The real question, however, is how such a move would affect jobs at Longbridge. Would the inevitable attractions of the low cost Chinese base drag the balance of power and production eastwards, leaving MG Rover as little more than the marketing and distribution arm of a Chinese-run transnational? It is possible to envisage MG Rover selling small cars made in India, medium cars made in China and larger cars made in Britain into the European market. That could be a highly profitable venture; but would such a set up deliver the volumes that Longbridge needs to make it break even? That means, say, 200,000 cars per annum or going on for double its present output.

That must be the worry at the back of every MG Rover employee's mind. And yet the Honda precedent might give them some room for hope. When that liaison started in the 1980s it was essentially as an assembly operation for Honda, making "Rondas", and decried as such. On some models it remained that way, but in others there was much more of a spirit of joint endeavour and some of the products of the partnership had a surprisingly high degree of British engineering and styling.

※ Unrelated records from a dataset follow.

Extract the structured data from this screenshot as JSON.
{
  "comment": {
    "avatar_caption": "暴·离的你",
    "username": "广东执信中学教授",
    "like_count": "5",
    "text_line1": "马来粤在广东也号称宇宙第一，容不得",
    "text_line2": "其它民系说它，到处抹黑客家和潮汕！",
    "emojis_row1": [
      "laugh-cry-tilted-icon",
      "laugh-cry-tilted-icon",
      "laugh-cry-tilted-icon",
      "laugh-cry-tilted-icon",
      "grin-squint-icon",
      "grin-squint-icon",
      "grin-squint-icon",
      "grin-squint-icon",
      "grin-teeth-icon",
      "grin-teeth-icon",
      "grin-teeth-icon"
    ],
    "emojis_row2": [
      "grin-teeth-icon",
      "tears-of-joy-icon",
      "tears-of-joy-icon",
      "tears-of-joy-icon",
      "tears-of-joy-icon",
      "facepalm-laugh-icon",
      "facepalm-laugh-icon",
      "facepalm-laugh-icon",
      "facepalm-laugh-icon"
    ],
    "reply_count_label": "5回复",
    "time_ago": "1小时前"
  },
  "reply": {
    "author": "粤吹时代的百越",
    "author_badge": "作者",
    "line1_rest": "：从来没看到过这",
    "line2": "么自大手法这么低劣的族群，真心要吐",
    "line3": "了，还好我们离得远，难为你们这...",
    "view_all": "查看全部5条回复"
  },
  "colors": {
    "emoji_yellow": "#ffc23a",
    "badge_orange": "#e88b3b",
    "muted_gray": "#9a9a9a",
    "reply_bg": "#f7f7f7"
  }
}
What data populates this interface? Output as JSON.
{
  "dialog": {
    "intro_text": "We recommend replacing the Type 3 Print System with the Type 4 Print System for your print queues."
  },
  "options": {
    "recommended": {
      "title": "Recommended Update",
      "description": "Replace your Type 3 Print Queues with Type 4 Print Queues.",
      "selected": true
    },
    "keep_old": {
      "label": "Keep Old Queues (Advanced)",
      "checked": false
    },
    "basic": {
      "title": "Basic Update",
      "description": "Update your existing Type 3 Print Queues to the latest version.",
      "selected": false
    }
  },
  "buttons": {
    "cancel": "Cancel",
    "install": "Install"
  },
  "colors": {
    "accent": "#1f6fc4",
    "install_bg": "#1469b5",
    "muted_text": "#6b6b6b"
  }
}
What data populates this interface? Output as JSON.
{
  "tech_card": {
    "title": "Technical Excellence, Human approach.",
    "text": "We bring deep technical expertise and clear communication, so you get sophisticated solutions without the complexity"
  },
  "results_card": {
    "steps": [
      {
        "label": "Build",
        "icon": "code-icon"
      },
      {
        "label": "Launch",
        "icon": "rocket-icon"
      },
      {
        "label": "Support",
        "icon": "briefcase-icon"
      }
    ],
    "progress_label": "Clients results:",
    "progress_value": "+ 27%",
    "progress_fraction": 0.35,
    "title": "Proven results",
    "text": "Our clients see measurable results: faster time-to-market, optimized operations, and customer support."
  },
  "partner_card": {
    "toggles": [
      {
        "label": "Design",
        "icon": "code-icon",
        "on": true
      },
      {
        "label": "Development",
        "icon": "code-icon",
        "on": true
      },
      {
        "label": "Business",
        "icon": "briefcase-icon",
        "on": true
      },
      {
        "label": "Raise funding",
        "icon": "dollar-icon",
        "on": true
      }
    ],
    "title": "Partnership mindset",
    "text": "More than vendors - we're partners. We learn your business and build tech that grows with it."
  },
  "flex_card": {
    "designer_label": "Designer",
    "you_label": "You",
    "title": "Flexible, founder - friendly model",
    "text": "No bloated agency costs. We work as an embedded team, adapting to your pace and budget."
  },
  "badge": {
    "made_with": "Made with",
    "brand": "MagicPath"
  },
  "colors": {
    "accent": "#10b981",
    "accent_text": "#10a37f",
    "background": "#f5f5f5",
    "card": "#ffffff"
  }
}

The other way of looking at the Honda-BL years is to ask what would have happened if MG Rover hadn't had that deal with Honda and had tried to survive on its own. Honda bought valuable time and expertise to the company when it was in dire straits. The two firms drew legally as well as commercially close. Honda took a 20 per cent equity stake in Austin Rover, as it was, and Austin Rover had a similar ownership share in Honda's UK manufacturing outfit, a symbolic cross-shareholding. Something in that spirit is already officially on the cards for the MG Rover-Shanghai deal, with a joint venture company that both will be part owners of. That might also neatly sidestep the BMW loan problem. Legal structures aside, though, if the relationship with Shanghai goes as well as the Honda one did, then MG Rover and the folk at Longbridge will once again have confounded their critics. MG Rover and Shanghai Automotive; For richer for poorer, til death us do part.